Parmi les personnes libérées figurent celles impliquées dans la tentative de coup d'État de 2002 contre le président Hugo Chávez. En avril 2002, un groupe de militaires et de civils a destitué Chávez pendant 47 heures, avant qu'il ne soit rétabli dans ses fonctions présidentielles grâce au soutien de militaires fidèles et à des manifestations de masse. En 2004, un tribunal vénézuélien a condamné les premiers accusés dans cette affaire à des peines de prison : trois civils de l'État de Táchira ont été condamnés à six ans de prison pour complicité de coup d'État. À l'époque, le parquet avait annoncé son intention de poursuivre les plus de 300 personnes présentes le jour où les putschistes ont dissous le Congrès et nommé un nouveau président.
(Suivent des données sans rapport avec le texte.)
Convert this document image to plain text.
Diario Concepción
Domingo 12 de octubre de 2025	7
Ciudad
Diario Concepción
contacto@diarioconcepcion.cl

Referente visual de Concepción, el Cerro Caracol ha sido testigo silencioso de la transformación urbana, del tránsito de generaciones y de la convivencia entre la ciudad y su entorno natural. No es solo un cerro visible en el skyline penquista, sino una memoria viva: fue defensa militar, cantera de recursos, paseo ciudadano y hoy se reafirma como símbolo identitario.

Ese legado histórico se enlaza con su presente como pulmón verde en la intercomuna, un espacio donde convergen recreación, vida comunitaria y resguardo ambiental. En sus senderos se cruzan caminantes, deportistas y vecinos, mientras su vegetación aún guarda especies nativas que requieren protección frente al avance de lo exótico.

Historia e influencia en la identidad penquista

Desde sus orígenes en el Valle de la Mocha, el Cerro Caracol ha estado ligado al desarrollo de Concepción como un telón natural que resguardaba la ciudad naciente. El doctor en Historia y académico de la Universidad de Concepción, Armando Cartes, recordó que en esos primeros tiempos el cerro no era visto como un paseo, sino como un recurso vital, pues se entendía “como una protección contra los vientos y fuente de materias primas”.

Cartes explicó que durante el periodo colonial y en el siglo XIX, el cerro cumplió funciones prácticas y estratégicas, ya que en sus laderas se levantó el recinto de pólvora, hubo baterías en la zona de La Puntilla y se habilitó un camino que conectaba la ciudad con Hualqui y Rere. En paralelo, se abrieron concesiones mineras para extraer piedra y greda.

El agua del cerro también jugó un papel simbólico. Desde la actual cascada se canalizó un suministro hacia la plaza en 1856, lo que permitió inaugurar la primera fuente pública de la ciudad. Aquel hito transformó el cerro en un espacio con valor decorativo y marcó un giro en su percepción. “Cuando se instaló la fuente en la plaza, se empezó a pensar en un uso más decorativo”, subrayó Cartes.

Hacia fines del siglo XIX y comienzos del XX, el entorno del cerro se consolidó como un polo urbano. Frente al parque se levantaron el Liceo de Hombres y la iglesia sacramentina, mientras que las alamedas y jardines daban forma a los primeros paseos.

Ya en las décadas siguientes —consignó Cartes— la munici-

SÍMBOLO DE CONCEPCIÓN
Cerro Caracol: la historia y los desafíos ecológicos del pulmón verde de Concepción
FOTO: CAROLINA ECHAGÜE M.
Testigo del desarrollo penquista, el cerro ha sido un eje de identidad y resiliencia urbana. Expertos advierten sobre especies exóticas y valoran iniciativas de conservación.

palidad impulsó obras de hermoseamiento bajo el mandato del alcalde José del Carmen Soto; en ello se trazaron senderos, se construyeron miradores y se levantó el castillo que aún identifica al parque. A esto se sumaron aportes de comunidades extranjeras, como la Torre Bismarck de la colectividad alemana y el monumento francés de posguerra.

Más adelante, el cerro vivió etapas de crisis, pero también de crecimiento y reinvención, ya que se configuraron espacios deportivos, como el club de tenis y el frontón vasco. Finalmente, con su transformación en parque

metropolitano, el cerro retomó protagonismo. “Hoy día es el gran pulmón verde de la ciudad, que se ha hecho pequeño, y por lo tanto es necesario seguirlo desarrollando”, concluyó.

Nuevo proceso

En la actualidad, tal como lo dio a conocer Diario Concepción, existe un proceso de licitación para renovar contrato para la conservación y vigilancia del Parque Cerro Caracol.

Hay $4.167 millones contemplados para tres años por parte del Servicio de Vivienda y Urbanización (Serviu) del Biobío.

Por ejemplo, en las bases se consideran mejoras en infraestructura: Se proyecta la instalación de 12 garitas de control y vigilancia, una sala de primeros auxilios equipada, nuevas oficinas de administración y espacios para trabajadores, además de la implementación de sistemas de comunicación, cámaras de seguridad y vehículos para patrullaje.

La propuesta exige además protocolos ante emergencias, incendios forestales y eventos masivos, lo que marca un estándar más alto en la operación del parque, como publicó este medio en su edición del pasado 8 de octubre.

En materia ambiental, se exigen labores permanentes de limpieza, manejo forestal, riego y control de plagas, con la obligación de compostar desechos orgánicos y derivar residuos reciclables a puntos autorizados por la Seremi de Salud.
Cependant, aucune inculpation massive n'a eu lieu et de nombreux participants aux événements sont restés libres ou ont fait l'objet d'une enquête.



Cette libération concerne précisément cette catégorie de personnes : celles qui étaient liées d’une manière ou d’une autre à la tentative de renversement de Chávez, mais qui n’ont pas été condamnées ou faisaient l’objet d’une enquête. Les prisonniers politiques détenus ces dernières années – notamment les participants aux manifestations contre la réélection de Maduro en 2024 et les militants de l’opposition – seront également libérés. Selon l’organisation de défense des droits humains Foro Penal, les prisons vénézuéliennes comptaient entre 800 et 1 000 prisonniers politiques début 2026.


La libération des prisonniers était l'une des principales exigences formulées par les États-Unis auprès du gouvernement intérimaire vénézuélien à la suite de l'opération Absolute Resolve, le 3 janvier 2026. À cette date, les forces américaines ont capturé et destitué le président Nicolás Maduro et son épouse à Caracas, les conduisant à New York pour y être jugés pour trafic de drogue. La vice-présidente Delcy Rodríguez a alors assumé la présidence par intérim.


En janvier 2026, le gouvernement intérimaire avait déjà libéré plusieurs dizaines de prisonniers politiques, dont des citoyens américains, espagnols et italiens. À l'époque, Trump les avait exhortés à « se souvenir de ce que les États-Unis avaient fait pour leur pays », les avertissant que s'ils l'oubliaient, « cela pourrait mal tourner pour eux ». En mai 2026, le président américain avait promis d'obtenir la libération de tous les prisonniers politiques encore détenus au Venezuela.


La décision actuelle de libérer plus de 300 personnes constitue la plus importante grâce présidentielle depuis le changement de pouvoir au Venezuela. Les prisonniers devraient être libérés dans les prochains jours.